As of now for such patients, says Filiano, "the best that we can do is treat their seizures and know what they have, so that we're not doing a lot of expensive studies to find out. And the parents can make a decision regarding whether they want to have other children" as a result of knowing the defect is genetic.

But the paucity of treatments does not discourage Filiano. He sees clinical genetics as being in an early and exciting phase of identification and diagnosis. "If we made the analogy with infectious disease," he explains, "by the turn of the [20th] century we were identifying diseases all the time—[using a] combination of microscope, culture media, histological stains.

"We could tell the difference between bacterial infections, viral infections, fungal infections, parasite infections, but we didn't have any treatment," Filiano continues. "Then came Fleming and penicillin and after that came treatments." So for now, Filiano is satisfied with being able to give solid diagnoses.

He says that uncovering what was wrong with the baby boy is a testament to the fact that "the infrastructure was available. . . . There were a lot of minds on this case, and everything happened as a matter of course. That takes years to put together, and I and my patients have benefited from it." The identification of CDG type Ie would not have been possible, he says, without the right people and equipment to take care of the patient, rule out other diagnoses, and perform the lab experiments that showed he had a cellular defect.

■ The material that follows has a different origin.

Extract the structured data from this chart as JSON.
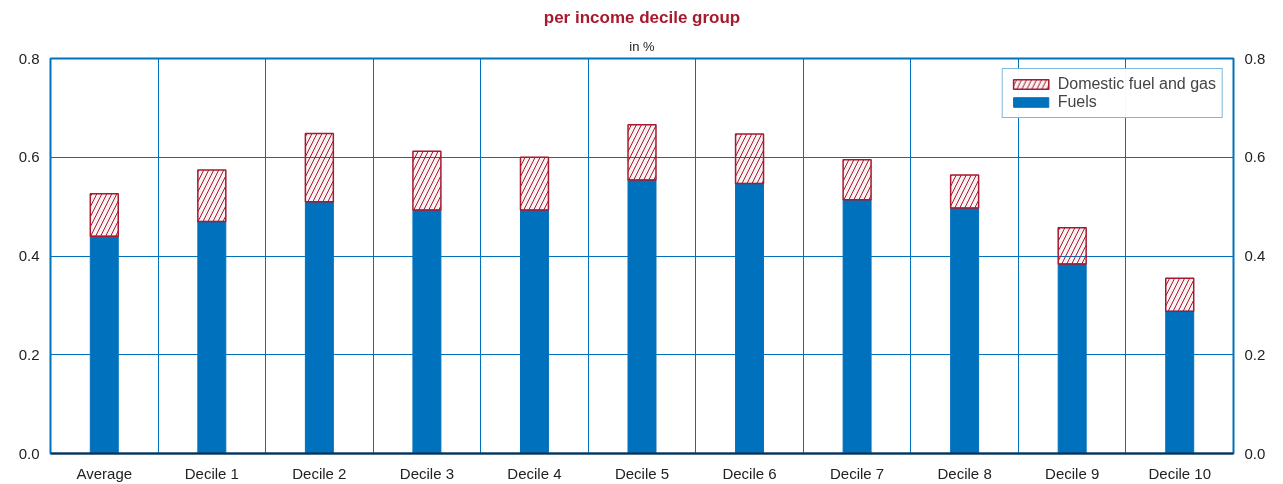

Prepared: "Everyone was prepared and ready and used to thinking this way and operating this way," Filiano says of his colleagues. Then, in a twist on Louis Pasteur's observation that "chance favors the prepared mind," he adds: "Chance favors the prepared institution."

Marta Hristova


ERRATUM: The above article contains this statement: "The foundation for this achievement was laid at DHMC in the 1960s, when Richard Hoefnagel, M.D., now a professor emeritus of pediatrics, established a chromosome analysis lab to look for genetic causes of birth defects." But Hoefnagel says that although he was instrumental in establishing the clinical genetics initiative at Dartmouth, the chromosome analysis lab was actually started by Kurt Benirschke, M.D., a former professor of pathology; also, Hoefnagel's full first name is Dick, not Richard.